I famosi “giornaloni”, così come le principali televisioni, che quand’era Papa non avevano perso occasione per sottolineare la presunta arretratezza delle vedute su famiglia, vita e società hanno passato quasi sotto silenzio tutto questo per provare una tardiva santificazione laica, fatta di esagerati apprezzamenti generici e confusi, spesso estorti con le telecamere ai poveri fedeli in visita alla salma del Pontefice emerito defunto. Una signora dice alla RAI che la sua grandezza è di aver detto che la fede c’entra con la ragione, snobbando senza volerlo un paio di millenni di pensatori cristiani che non hanno detto altro. Un altro signore dice che lo devono fare “santo subito”. Simpatica espressione, che però, oltre che essere stata svuotata dal troppo uso, ignora che la proclamazione dei santi non segue una mera logica di scelte politiche. Il pubblico da casa però sembra apprezzare. Come mai questa riabilitazione postuma? La vittoria del senso della realtà e il pentimento per il trattamento precedente? Oppure solo il potere di televendita delle morti illustri? Oppure, il tentativo di attaccare l’attuale papato attraverso il vecchio pontefice? Ma non era il Pontefice regnante a essere stato per molto tempo il beniamino dei medesimi comunicazionisti?
Significativo anche il balletto sulle cifre delle persone presenti alle esequie: i giornali di ogni estrazione ne annunciano trentamila, poi rimangono impressionati dall’enorme numero di persone in fila nei due giorni di esposizione della salma e correggono le cifre aspettando centomila persone. Infine, di fronte alla piazza non certo piena, si accordano tutti per un finale di cinquantamila presenze mentre le riprese aeree non confermano riprendendo una piazza con molti spazi vuoti. Lo stesso accade per l’omelia di Papa Francesco, che sembra o triste o infastidito o amareggiato o sofferente ma di sicuro è estremamente asciutto, molto lontano dai toni enfatici dei servizi giornalistici. La maggior parte degli informatori fa finta di non notarlo e riporta solo l’ultima frase, l’unica con accento personale. La minoranza che lo nota, invece, non si fa alcuna domanda e procede dritta verso la narrativa dei due papi in fondo ostili e delle due chiese contrapposte. A proposito, in molti fanno notare le critiche del segretario particolare di Benedetto senza peraltro rilevare troppo l’inopportunità di commenti – e dell’uscita di un libro – così discordanti con lo spirito del Pontefice defunto mentre ancora è aperta la bara. Così, spesso nelle stesse pagine o nel giro di un paio di servizi, la Chiesa cattolica è in perfetta salute e in crisi, i due Papi sono stati amici e nemici, i due papati sono in continuità e discontinuità.

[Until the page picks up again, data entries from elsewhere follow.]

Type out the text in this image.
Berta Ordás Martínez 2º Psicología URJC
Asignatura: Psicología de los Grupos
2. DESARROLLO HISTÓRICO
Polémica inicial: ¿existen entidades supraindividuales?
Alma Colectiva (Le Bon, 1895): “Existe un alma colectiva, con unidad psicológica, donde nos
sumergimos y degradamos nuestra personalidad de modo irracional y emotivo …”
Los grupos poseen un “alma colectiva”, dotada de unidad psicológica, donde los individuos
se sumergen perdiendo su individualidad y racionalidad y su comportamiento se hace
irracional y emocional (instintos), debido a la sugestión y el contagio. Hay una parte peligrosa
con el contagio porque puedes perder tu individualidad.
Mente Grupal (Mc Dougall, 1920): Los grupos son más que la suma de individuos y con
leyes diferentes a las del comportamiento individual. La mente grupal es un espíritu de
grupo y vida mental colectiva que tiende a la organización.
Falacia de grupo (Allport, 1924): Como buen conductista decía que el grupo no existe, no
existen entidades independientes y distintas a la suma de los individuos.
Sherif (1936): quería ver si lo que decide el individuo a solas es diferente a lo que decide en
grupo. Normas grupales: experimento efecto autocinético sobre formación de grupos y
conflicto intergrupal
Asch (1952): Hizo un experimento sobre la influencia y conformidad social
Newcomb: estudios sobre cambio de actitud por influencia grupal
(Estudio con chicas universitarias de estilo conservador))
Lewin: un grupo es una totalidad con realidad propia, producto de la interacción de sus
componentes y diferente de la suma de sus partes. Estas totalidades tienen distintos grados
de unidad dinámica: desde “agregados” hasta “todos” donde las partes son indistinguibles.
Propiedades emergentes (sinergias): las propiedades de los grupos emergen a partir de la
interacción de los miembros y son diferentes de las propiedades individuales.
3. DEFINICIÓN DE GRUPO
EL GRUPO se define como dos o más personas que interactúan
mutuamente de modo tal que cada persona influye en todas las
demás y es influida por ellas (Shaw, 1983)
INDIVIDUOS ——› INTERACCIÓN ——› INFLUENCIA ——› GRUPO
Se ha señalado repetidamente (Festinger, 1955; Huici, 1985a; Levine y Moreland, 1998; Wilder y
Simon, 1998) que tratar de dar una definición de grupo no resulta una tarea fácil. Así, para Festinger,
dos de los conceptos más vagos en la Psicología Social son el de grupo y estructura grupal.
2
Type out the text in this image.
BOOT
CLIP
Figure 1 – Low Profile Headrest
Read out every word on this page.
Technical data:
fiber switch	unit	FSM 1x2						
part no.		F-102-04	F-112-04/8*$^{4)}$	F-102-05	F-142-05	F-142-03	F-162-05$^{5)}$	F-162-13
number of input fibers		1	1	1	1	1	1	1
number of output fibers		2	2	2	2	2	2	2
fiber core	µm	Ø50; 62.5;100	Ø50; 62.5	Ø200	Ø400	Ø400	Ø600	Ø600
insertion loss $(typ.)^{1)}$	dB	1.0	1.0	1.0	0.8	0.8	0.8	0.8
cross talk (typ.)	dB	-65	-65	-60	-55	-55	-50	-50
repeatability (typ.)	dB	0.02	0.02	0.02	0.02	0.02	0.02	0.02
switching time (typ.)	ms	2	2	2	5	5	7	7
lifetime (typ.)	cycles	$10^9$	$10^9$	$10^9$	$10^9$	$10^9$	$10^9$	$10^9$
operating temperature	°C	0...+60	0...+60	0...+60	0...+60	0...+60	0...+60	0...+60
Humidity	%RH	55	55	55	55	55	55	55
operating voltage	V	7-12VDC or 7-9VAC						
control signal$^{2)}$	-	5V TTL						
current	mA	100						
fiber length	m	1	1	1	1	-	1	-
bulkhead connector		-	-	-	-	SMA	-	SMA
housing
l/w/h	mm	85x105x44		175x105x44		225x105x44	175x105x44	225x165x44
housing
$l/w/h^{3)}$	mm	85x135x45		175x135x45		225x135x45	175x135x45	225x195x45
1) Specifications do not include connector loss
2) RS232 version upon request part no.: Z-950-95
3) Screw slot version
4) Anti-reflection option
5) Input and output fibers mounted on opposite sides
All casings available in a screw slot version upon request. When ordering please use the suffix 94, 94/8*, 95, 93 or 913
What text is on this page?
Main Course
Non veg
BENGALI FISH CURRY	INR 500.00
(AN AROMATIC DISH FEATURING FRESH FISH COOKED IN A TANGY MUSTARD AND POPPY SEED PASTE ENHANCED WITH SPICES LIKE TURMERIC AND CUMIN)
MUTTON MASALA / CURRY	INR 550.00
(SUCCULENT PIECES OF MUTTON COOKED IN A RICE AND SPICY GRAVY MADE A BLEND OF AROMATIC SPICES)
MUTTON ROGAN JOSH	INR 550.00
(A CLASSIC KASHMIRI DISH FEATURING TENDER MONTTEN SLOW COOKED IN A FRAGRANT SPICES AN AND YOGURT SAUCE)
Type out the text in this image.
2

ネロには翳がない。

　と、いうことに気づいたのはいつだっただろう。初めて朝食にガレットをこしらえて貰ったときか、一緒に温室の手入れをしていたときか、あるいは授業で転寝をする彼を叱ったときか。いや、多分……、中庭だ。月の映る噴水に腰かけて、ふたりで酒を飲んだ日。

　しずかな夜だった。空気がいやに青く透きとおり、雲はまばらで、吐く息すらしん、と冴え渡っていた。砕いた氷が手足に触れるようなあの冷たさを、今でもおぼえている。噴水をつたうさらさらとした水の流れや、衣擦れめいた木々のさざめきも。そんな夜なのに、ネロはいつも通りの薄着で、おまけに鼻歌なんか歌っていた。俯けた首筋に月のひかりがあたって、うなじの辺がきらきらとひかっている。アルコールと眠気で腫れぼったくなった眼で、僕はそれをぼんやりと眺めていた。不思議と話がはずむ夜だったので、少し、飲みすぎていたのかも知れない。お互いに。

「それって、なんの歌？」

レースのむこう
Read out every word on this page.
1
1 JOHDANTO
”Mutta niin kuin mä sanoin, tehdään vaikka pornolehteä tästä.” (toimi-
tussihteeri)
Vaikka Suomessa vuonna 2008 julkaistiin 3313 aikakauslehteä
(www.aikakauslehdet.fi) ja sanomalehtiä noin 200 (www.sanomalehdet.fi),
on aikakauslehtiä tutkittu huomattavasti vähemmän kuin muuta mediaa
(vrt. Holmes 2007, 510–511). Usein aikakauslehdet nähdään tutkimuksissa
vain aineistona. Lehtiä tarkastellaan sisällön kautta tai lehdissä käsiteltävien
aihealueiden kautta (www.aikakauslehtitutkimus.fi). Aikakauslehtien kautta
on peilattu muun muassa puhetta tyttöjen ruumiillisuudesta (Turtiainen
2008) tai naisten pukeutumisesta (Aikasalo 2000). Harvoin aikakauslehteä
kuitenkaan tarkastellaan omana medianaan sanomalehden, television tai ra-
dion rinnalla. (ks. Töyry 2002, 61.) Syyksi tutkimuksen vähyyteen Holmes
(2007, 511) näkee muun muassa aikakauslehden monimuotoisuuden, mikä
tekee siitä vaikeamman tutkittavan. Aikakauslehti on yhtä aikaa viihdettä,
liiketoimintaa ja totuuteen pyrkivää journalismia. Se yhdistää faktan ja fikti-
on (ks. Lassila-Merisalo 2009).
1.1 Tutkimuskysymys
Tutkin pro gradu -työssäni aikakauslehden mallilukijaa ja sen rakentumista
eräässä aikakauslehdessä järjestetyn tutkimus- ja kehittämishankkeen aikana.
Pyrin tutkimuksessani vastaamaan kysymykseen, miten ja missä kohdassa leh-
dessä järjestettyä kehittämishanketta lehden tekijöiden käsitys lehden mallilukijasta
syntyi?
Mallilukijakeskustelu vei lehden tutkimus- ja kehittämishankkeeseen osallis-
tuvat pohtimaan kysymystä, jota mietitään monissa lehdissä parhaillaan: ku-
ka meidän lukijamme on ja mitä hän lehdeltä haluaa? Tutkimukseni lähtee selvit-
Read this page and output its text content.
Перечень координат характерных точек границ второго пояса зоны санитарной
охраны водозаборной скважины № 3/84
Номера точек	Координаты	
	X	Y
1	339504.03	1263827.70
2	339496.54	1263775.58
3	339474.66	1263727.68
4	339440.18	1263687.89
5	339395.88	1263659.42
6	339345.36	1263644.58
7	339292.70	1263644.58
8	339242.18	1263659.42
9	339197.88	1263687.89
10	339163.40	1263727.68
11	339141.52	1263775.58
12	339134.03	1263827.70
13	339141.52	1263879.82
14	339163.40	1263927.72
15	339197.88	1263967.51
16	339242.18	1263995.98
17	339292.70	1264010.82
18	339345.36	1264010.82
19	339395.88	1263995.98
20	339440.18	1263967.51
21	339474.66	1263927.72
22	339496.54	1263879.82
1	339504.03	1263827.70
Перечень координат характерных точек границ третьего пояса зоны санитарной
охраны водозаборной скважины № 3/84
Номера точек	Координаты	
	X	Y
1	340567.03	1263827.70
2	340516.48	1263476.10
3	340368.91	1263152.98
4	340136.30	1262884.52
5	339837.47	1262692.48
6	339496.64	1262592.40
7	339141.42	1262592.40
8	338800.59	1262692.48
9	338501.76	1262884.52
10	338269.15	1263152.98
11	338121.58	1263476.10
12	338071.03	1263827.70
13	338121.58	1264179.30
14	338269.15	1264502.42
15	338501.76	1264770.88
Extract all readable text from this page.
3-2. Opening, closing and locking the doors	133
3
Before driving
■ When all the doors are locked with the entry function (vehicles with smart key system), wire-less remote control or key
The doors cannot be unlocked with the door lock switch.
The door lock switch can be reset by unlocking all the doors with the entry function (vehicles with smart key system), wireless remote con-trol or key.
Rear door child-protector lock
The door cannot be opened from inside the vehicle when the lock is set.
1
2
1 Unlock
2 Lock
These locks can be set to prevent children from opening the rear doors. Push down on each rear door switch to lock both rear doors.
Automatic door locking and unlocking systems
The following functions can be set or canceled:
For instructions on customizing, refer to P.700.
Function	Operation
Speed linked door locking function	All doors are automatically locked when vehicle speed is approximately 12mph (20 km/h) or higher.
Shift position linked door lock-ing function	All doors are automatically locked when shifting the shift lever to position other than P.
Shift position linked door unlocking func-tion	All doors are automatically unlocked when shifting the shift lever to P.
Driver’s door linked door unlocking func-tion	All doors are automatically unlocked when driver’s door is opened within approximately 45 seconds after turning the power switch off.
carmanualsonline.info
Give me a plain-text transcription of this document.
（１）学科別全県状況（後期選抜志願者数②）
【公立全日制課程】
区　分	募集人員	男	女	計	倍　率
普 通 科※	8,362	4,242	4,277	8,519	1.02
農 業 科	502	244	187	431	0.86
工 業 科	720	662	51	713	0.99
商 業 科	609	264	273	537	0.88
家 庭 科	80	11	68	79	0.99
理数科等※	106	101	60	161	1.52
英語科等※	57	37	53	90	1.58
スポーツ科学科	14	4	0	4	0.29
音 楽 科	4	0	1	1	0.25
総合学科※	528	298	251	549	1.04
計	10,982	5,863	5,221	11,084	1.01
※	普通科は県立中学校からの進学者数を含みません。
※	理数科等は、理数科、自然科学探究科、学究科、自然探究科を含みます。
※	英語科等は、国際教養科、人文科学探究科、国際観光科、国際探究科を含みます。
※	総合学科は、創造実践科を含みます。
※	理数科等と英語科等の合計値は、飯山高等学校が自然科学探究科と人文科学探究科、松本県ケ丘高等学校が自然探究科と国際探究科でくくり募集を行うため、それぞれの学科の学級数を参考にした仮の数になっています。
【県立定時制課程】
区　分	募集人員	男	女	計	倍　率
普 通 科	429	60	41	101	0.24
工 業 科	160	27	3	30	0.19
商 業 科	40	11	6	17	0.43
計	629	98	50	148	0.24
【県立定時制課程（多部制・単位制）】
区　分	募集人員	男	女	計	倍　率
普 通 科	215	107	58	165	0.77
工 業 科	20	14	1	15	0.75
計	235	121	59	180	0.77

Sul lato intellettuale non va meglio. La morte del Papa filosofo e teologo crea un profluvio di articoli, dove tutti cercano di tirarlo dalla loro. A leggerli tutti, Benedetto XVI è stato conservatore e progressista, fan allo stesso tempo dell’identità valoriale premoderna e dell’illuminismo radicale, persecutore del relativismo ma anche amico del nichilismo, quasi un seguace del governo di destra-centro ma anche il suo critico peggiore. Insomma, a leggere e ascoltare ciò che si è detto e scritto, è stato tutto e il contrario di tutto.
Forse, la verità è che si trattava di una persona di una purità morale diversa dalla norma, la cui realtà effettiva, proprio per questo, – da Papa regnante e da Papa emerito – è stata sempre molto diversa dall’immagine dei suoi fan e dei suoi critici, che non si curava né di assecondare né di smentire. Le figure di questo genere hanno il grande potere di rimanere se stessi, esseri umani con molte sfaccettature, e di svelare i cuori ideologici dei loro interpreti. L’ideologia non si fa interrogare da ciò che avviene ma detta la propria linea a prescindere dalla realtà perché vuole rimanere fedele alla propria immagine. E, se ho ben capito, quello dell’immagine non era il problema di fedeltà che interessava a Benedetto XVI, come Papa e come uomo.